Manuscripts/Mixed Material Interview with Donald McConville
There were all of these mounting demonstrations at the time. There was no question of whether he was losing control. Certainly given the Korean culture and so forth and their long history of a very, very Confucian-oriented, hierarchical society, they were still having trouble in working out functioning ways to work as a democracy. They're doing it much better now, and Kim Dae-jung, I think, is certainly doing well as President. At one time he was the arch foe. But whether that can justify having an authoritarian government during a period of modernization may still be open to question, but I find it difficult to believe that, had Park Chung-hee not come along, Korea would have ever succeeded certainly as quickly as they. They paid a price for that in some of the political oppression that they had. I still remember looking out my window on that first tour, looking down - there used to be a school right behind the embassy; this was around '74 or '75 - and see these little school children, elementary school children. I looked down at them and I would think to myself that by the time those little people down there are young adults, these people are going to have a standard of living that's not going to be that dissimilar from the United States that I knew of in 1970. At that time, they were still a very poor country.
Q: It wasn't until around 1978 or '79 when the average income had reached $1,000.
McCONVILLE: Yes. I knew what life was like for an awful lot of very ordinary Koreans.
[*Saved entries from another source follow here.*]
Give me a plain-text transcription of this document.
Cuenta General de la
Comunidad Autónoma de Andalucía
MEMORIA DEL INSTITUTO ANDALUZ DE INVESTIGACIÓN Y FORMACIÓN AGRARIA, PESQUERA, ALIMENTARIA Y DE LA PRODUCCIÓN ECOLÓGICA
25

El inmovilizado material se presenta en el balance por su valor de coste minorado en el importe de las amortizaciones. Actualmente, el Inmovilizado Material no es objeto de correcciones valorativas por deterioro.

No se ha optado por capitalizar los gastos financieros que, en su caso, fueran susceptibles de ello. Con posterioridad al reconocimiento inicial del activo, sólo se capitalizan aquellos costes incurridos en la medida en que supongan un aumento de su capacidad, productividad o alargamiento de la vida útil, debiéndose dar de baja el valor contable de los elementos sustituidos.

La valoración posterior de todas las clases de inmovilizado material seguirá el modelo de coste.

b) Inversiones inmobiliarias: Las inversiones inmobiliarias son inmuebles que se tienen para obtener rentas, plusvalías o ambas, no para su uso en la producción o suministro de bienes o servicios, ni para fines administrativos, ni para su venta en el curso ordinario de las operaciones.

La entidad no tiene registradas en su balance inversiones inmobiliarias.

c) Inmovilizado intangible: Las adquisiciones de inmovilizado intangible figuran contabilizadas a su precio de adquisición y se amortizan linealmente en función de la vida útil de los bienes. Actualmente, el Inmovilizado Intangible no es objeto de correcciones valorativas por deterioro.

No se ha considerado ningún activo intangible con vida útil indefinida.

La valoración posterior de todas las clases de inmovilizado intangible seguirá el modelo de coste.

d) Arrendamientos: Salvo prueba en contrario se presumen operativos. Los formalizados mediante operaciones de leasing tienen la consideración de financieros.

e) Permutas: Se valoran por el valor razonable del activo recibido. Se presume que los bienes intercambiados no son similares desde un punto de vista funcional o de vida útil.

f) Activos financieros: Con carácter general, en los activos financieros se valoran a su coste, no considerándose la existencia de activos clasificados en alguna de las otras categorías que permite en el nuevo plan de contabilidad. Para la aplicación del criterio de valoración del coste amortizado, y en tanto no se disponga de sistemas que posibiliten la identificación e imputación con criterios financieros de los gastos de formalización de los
It was still a pretty harsh affair. I had become persuaded that by the time these people were young adults they were going to have this kind of transformation economically. That kind of thing hadn't happened that often in the world before and certainly within that period of time. I was convinced it was happening in Korea. Certainly coming back in '84, '84 to '87, I was seeing a great deal of it. These economic technocrats that I worked with and had such a great deal of respect for, they were all very decent people themselves. They had a great sense of taking part in a very historic episode in Korea and having a great deal of personal satisfaction in being involved in this kind of role. They're people I still have tremendous admiration and respect for. There were an awful lot of very, very capable and very well intentioned people in those roles. There were a few dogs and a few people that weren't of the highest motivation, but they were blessed with an awful lot of very, very competent people. Again, that's the other dimension of a Confucian society. Civil service and government roles still had a great deal of stature, so they attracted a great deal of very, very capable people into those roles. Anyhow, that was another very, very good experience in Korea. By the time I then finished up.
Q: I think this is probably a good time to stop. But let's put at the end of this tape: Where'd you go in '87?
McCONVILLE: I went back to be the Director of the Office of Trade in EB. Trade was again to play a significant role.